Seu primeiro impulso foi de fugir. Mal, porém, circunvagou os olhos em torno de si, procurando escapula, o senhor adiantou-se dela e segurou-lhe o ombro.
- É esta! Disse aos soldados que, com um gesto, intimaram a desgraçada a segui-los.
- Prendam-na! É escrava minha!
A negra, imóvel, cercada de escamas e tripas de peixe, com uma das mãos espalmada no chão e com a outra segurando a faca de cozinha, olhou aterrada para eles, sem pestanejar.
Os policiais, vendo que ela se não despachava, desembainharam os sabres. Bertoleza, então, erguendo-se com ímpeto de anta bravia, recuou de um salto e, antes que alguém conseguisse alcançá-la, já de um só golpe certeiro e fundo, rasgara o ventre de lado a lado.
E depois emborcou para a frente, rugindo e esfocinhando moribunda numa lameira de sangue.
João Romão fugira até o canto mais escuro do armazém, tapando o rosto com as mãos.

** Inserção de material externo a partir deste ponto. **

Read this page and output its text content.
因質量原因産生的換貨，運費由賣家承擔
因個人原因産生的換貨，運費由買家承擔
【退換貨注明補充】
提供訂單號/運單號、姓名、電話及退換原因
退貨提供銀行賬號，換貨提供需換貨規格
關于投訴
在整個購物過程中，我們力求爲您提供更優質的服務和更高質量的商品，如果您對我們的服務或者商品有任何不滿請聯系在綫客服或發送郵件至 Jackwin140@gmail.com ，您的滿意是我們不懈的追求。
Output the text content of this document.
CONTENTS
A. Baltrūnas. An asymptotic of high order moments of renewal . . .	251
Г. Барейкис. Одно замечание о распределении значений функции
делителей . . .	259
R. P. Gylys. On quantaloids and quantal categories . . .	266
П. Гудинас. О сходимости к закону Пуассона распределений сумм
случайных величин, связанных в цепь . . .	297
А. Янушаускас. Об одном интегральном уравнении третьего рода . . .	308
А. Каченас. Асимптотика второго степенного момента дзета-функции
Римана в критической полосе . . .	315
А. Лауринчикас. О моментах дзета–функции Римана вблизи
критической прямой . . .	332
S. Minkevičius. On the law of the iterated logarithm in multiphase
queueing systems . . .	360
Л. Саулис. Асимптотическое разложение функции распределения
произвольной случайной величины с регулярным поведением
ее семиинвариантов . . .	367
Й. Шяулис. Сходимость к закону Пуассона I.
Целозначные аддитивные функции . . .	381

(AZEVEDO, Aluísio. O Cortiço. Cap.XXXIII, pp.164-5. Rio de Janeiro: Ediouro s.d.)
O fragmento que representa a zoomorfização, característica da narrativa realista, é:
“Seu primeiro impulso foi de fugir. Mal, porém, circunvagou os olhos em torno de si, ...”
“A negra, imóvel, cercada de escamas e tripas de peixe, com uma das mãos espalmada no chão e com a outra segurando a faca de cozinha...”
“E depois emborcou para a frente, rugindo e esfocinhando moribunda numa lameira de sangue.”
“Adivinhou que tinha sido enganada; que a sua carta de alforria era uma mentira,...”
“Disse aos soldados que, com um gesto, intimaram a desgraçada a segui-los.”